Ryan Campbell is hopeful Ballinamallard United can return to competitive football before the end of the current season, despite the decision by the clubs to null and void the Championship campaign .

After a series of cancelled start dates for the season, the decision not to grant elite status to the second tier competition ultimately proved fatal, with a change of heart from the IFA coming too late as it coincided with the height of the current restrictions.

With Championship teams being inactive, an axe now hangs over the Irish Cup, with NIFL proposing a regional competition as an alternative way for clubs to get some match practice before kicking off the premier cup competition.

While many view the new competition as a poor second choice, ‘Rocket’ admits the squad are willing to consider all options if it means they can get back out onto Ferney Park.

“I think that is to suit themselves so that they can still try to run an Irish Cup, but most of the boys are happy enough to come back and play some sort of football,” he revealed.

“Harry asked us, as players, what we would like to do, and my opinion was that I wouldn’t mind playing some form of football just to get going again. If they are not going to make us elite though I don’t see the point, because there could still be a lot of stopping and starting with lockdowns.

“There is no point us playing the first round and not being classed as elite, and then maybe another lockdown and not being allowed to train.

“Then they expect us to walk into the next round and compete against the Premiership teams, and them going since August. That would not be fair on the Championship clubs. Harry reckons we could have some sort of news this week or next week on what they are proposing, and we can take it from there.”

The striker admits he was not surprised to see the league season cancelled, but he still struggles to see the logic behind the IFA decision not to start the season in tandem with the Premier League.

“Since Christmas we sort of knew that was going to be the outcome, but I don’t know why they waited so long to get us up and going,” he said.

“I think the way they treated the Championship clubs was a bit shambolic. I don’t know what they are thinking when they are having their meetings up there, but they could have had our league started no bother in September or October time when we were playing all those friendlies.

“We were playing the matches and we were allowed a crowd. We were already doing it anyway so I don’t see why they couldn’t have started the league.

“Then, I think when it got towards Christmas, they started to realise that they needed the Championship clubs for the Irish Cup, so I think that is why they were trying to push it a bit then.”

The stop-start nature of the schedule has been a tough time for players and Ryan admits it was difficult to maintain motivation with little prospect of competitive football.

“It is frustrating the way we were training and training and then you were getting shot down,” he said.

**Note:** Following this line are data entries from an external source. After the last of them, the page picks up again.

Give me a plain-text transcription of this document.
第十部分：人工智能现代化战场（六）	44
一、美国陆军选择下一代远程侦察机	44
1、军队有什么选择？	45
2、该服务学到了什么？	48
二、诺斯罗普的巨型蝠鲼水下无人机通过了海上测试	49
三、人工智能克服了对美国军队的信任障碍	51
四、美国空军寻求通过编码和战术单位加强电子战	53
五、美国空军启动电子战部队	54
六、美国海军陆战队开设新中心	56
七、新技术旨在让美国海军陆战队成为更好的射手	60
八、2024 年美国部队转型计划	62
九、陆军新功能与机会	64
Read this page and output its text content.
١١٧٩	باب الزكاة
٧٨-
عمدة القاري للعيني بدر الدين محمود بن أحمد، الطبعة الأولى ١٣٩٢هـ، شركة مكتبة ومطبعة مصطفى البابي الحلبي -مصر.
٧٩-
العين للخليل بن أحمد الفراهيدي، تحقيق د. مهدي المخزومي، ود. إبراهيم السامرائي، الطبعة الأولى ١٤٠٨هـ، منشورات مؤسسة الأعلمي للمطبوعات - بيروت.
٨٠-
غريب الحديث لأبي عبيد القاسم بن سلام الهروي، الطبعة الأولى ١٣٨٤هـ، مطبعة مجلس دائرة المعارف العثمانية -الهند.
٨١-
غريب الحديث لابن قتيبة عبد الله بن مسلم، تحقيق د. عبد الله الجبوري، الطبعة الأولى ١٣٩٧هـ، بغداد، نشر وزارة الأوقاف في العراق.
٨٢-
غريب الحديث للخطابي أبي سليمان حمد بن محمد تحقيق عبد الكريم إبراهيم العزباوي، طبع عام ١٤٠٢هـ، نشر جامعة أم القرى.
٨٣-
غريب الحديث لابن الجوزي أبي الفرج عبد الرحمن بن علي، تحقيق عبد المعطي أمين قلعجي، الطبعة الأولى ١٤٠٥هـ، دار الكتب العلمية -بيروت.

“Then we were back at training hoping for another date, and then you were shot down again.

“It was disheartening and you could see it in a few of the boys at training when it was getting near the end.

“You were training for nearly 20 weeks and you could see they were sick of it. When you have nothing to aim for you were training just to keep yourself ticking over, but it was hard to keep motivated when you had no finish line to look forward to,” said the Mallards striker.

The 39 year old spearheaded Ballinamallard’s attack last season, with his goalscoring prowess earning him a nomination for the Championship player of the season.

Despite his efforts, however, the decision to shut down the season left his efforts in vain.

During the season he admits he had considered making the 2019/20 his final year, but subsequent events have made him more determined than ever to go out on a high note and help the Mallards back into the Premier League.

“I was contemplating whether to push again or not, but I don’t want to finish in those circumstances, and that is why I told Harry that I will definitely go back next season and give it a push again and see how I feel,” he revealed.

“It happened at a bad time for me at my age because I was probably having one of the best seasons I have ever had in the Championship and then it was cancelled.

“Over Christmas I took a break, but over the last few weeks I have got in touch with Brian, our strength and fitness coach, and he has given me a programme, so I have started it to get me up and going before we go back to the running.

“There is only so much you can do at the house, but some of the stuff he has given me is very good, so if I can stick to that it should keep me ticking over. I will get a good pre-season and see how I feel and then I will make a decision, but at the minute I don’t want to step down or retire with the way things have ended, especially given how well the club was going and the chances we were creating.

“I think I would be happy to push again and hopefully in my last year get the club up to the Premiership again. If that happened, then I could walk away content knowing that they have finally done it and got them back.”